Finalmente, este caso ilustra o valor da terapêutica vasodilatadora pulmonar como «ponte» para a transplantação cardíaca em doentes selecionados com IC e resistências vasculares pulmonares aumentadas15.
Responsabilidades éticasProteção de pessoas e animaisOs autores declaram que para esta investigação não se realizaram experiências em seres humanos e/ou animais.
Confidencialidade dos dadosOs autores declaram ter seguido os protocolos de seu centro de trabalho acerca da publicação dos dados de pacientes e que todos os pacientes incluídos no estudo receberam informações suficientes e deram o seu consentimento informado por escrito para participar nesse estudo.
Direito à privacidade e consentimento escritoOs autores declaram ter recebido consentimento escrito dos pacientes e/ou sujeitos mencionados no artigo.
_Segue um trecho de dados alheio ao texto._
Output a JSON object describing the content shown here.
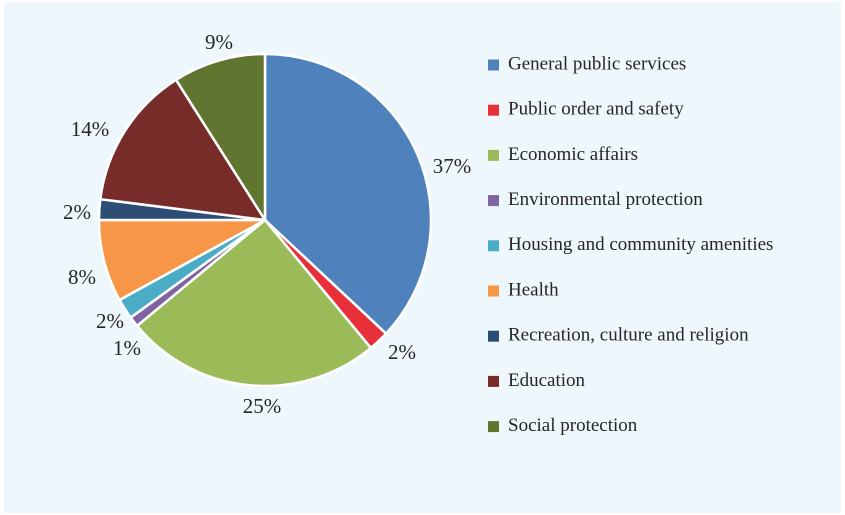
{
  "chart_data": {
    "type": "pie",
    "slices": [
      {
        "label": "General public services",
        "value": 37,
        "value_label": "37%",
        "color": "#4f81bd"
      },
      {
        "label": "Public order and safety",
        "value": 2,
        "value_label": "2%",
        "color": "#e8303a"
      },
      {
        "label": "Economic affairs",
        "value": 25,
        "value_label": "25%",
        "color": "#9bbb59"
      },
      {
        "label": "Environmental protection",
        "value": 1,
        "value_label": "1%",
        "color": "#8064a2"
      },
      {
        "label": "Housing and community amenities",
        "value": 2,
        "value_label": "2%",
        "color": "#4bacc6"
      },
      {
        "label": "Health",
        "value": 8,
        "value_label": "8%",
        "color": "#f79646"
      },
      {
        "label": "Recreation, culture and religion",
        "value": 2,
        "value_label": "2%",
        "color": "#2c4d75"
      },
      {
        "label": "Education",
        "value": 14,
        "value_label": "14%",
        "color": "#772c2a"
      },
      {
        "label": "Social protection",
        "value": 9,
        "value_label": "9%",
        "color": "#5f7530"
      }
    ],
    "legend_position": "right",
    "background": "#eef7fc"
  }
}
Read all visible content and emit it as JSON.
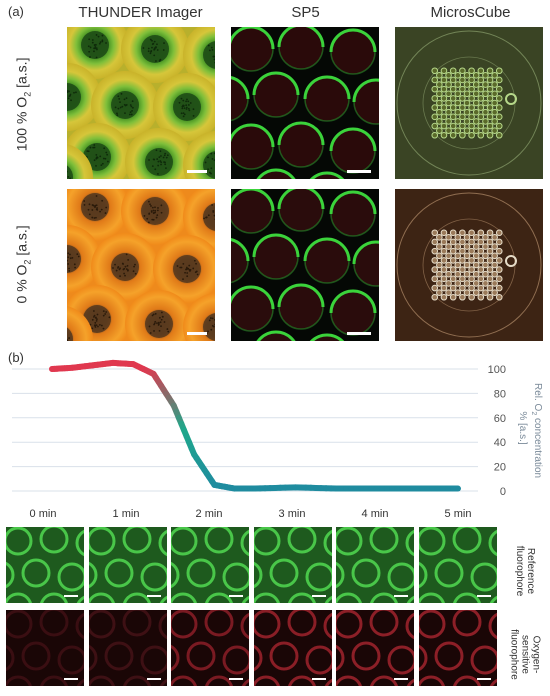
{
  "panel_a": {
    "label": "(a)",
    "columns": [
      "THUNDER Imager",
      "SP5",
      "MicrosCube"
    ],
    "rows": [
      {
        "text": "100 % O",
        "sub": "2",
        "tail": " [a.s.]"
      },
      {
        "text": "0 % O",
        "sub": "2",
        "tail": " [a.s.]"
      }
    ]
  },
  "panel_b": {
    "label": "(b)",
    "time_labels": [
      "0 min",
      "1 min",
      "2 min",
      "3 min",
      "4 min",
      "5 min"
    ],
    "row_labels": [
      {
        "line1": "Reference",
        "line2": "fluorophore"
      },
      {
        "line1": "Oxygen-",
        "line2": "sensitive",
        "line3": "fluorophore"
      }
    ],
    "ylabel": {
      "line1": "Rel. O",
      "sub": "2",
      "line1_tail": " concentration",
      "line2": "% [a.s.]"
    }
  },
  "chart_data": {
    "type": "line",
    "title": "",
    "xlabel": "",
    "ylabel": "Rel. O2 concentration % [a.s.]",
    "ylim": [
      0,
      100
    ],
    "yticks": [
      0,
      20,
      40,
      60,
      80,
      100
    ],
    "grid": true,
    "series": [
      {
        "x": [
          0,
          0.25,
          0.5,
          0.75,
          1.0,
          1.25,
          1.5,
          1.75,
          2.0,
          2.25,
          2.5,
          3.0,
          3.5,
          4.0,
          4.5,
          5.0
        ],
        "values": [
          100,
          101,
          103,
          105,
          104,
          96,
          70,
          30,
          5,
          2,
          2,
          3,
          2,
          2,
          2,
          2
        ]
      }
    ],
    "colors": {
      "high": "#e0384f",
      "mid": "#1fa88a",
      "low": "#1f8aa0"
    }
  }
}
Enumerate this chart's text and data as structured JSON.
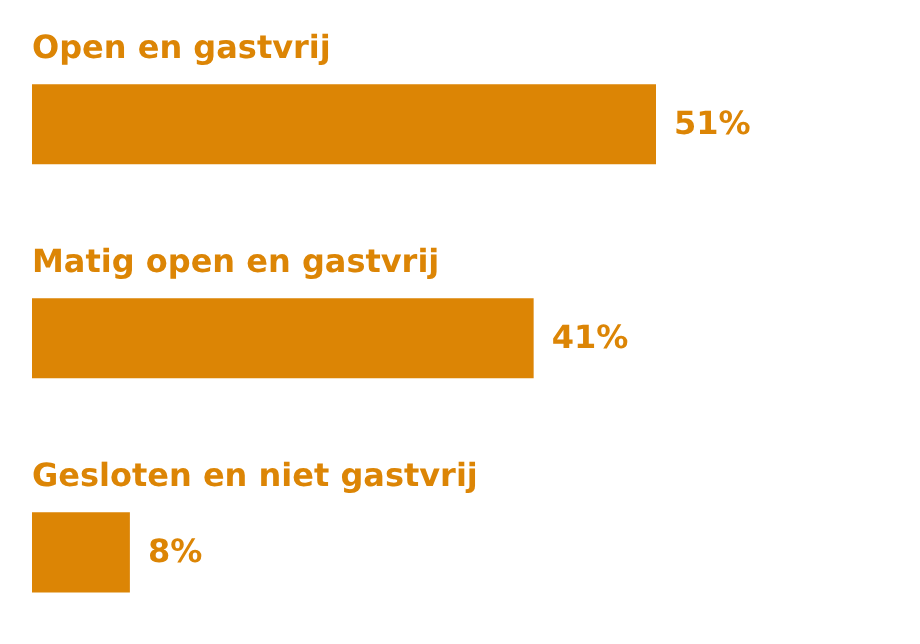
{
  "chart_data": {
    "type": "bar",
    "orientation": "horizontal",
    "categories": [
      "Open en gastvrij",
      "Matig open en gastvrij",
      "Gesloten en niet gastvrij"
    ],
    "values": [
      51,
      41,
      8
    ],
    "value_labels": [
      "51%",
      "41%",
      "8%"
    ],
    "color": "#dc8505"
  }
}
O autor para correspondência deve estar na posse deste documento.
Conflito de interessesOs autores declaram não haver conflito de interesses.
Os autores reconhecem o contributo essencial da Dr.a Isabel Gaspar, responsável da consulta de cardiogenética do Centro Hospitalar Lisboa Ocidental, que realizou o estudo genético descrito no caso clínico.